The stinkers include "shell companies, just in the business of issuing press releases and shares," and stocks being promoted through spam, Coulson said. "There's a fair amount of companies that are highly speculative and questionable."
And the new symbols, he added, are "not going to make bad companies go away."
So why does Pink Sheets display such quotes?
Because it is paid to.
The broker-dealers that sell the securities pay Pink Sheets to display their bid and ask prices. The broker-dealers must be registered with the SEC and members of NASD, formerly known as the National Association of Securities Dealers. But Pink Sheets itself is not a regulator, exchange or market.
When Coulson and other investors bought the company in 1997, it was known as the National Quotation Bureau, which published quotes on pink paper along with the broker-dealers' telephone numbers.
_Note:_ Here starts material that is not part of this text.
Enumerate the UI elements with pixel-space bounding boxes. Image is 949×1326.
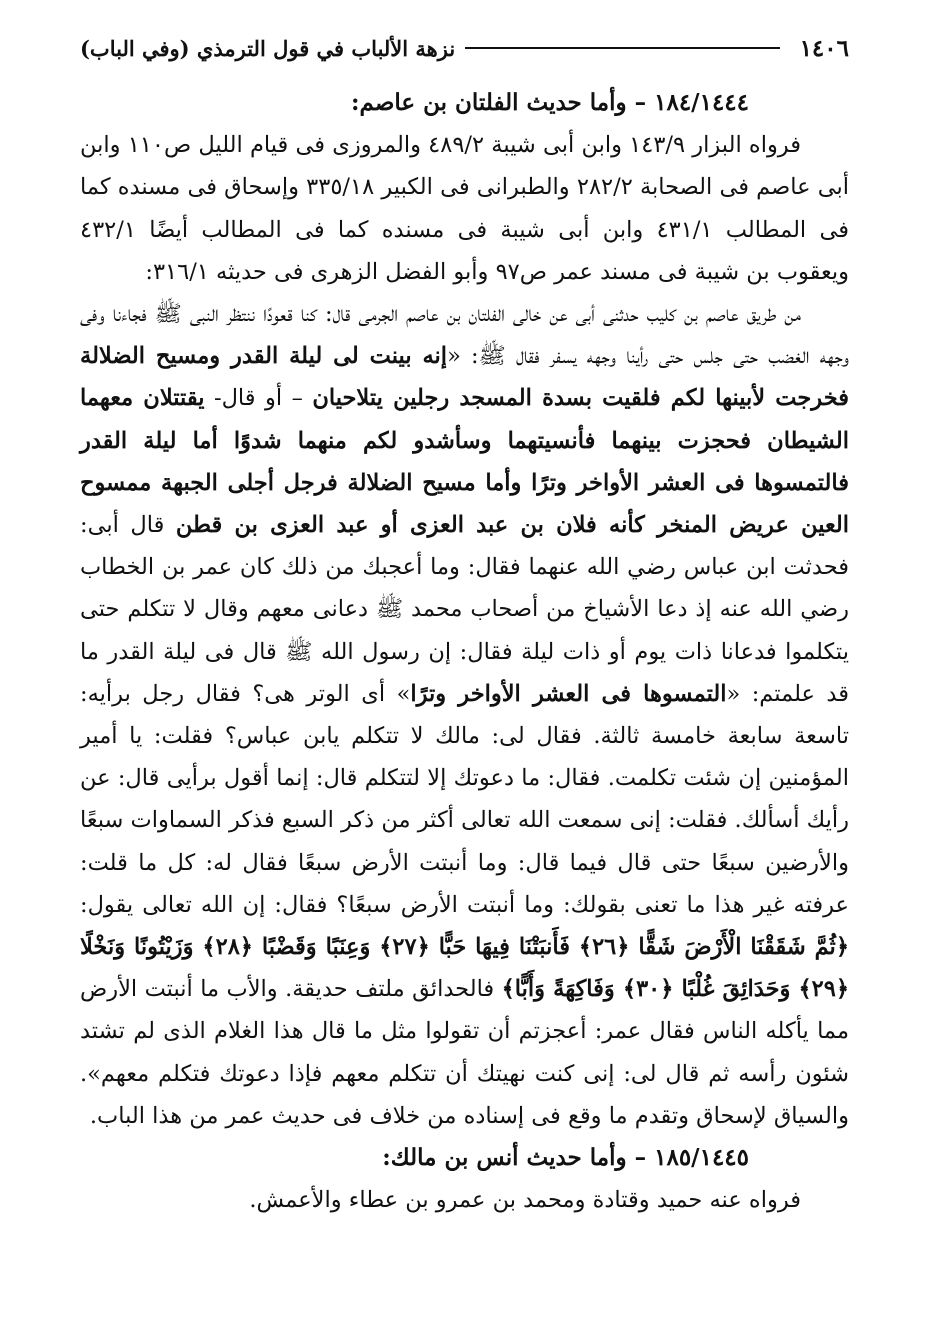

The broker-dealers called one another to trade. "It used to be a phone book," Coulson said.
Over five years, Coulson's group renamed the service and moved it online, so investors could see real-time, firm price quotes, and trade electronically.
Pink Sheets helps many investors find undervalued securities or distressed companies that may recover.
"You potentially can identify companies that are attractive investments," said Robert E. Robotti, president of Robotti & Co., a financial firm that is both a broker-dealer and investor in Pink Sheets securities. But he added, "You need to know what you're looking at and assess what you think that business might be worth."
For investors who trade Pink Sheets securities, the new categorization system is an improvement, said Joseph P. Borg, president of the North American Securities Administrators Association. "More disclosure is better."
But Barbara Roper, director of investor protection for the Consumer Federation of America, said individual investors should steer clear of the risks. "For average retail investors, the entire category of Pink Sheets stocks should carry a skull-and-crossbones label," she said.
Coulson said he got the idea for the disclosure categories from eBay, which classifies its "PowerSellers" by their positive buyer feedback and high sales volume. But, he added, "there's a lot of stuff for sale on eBay that you'd never buy."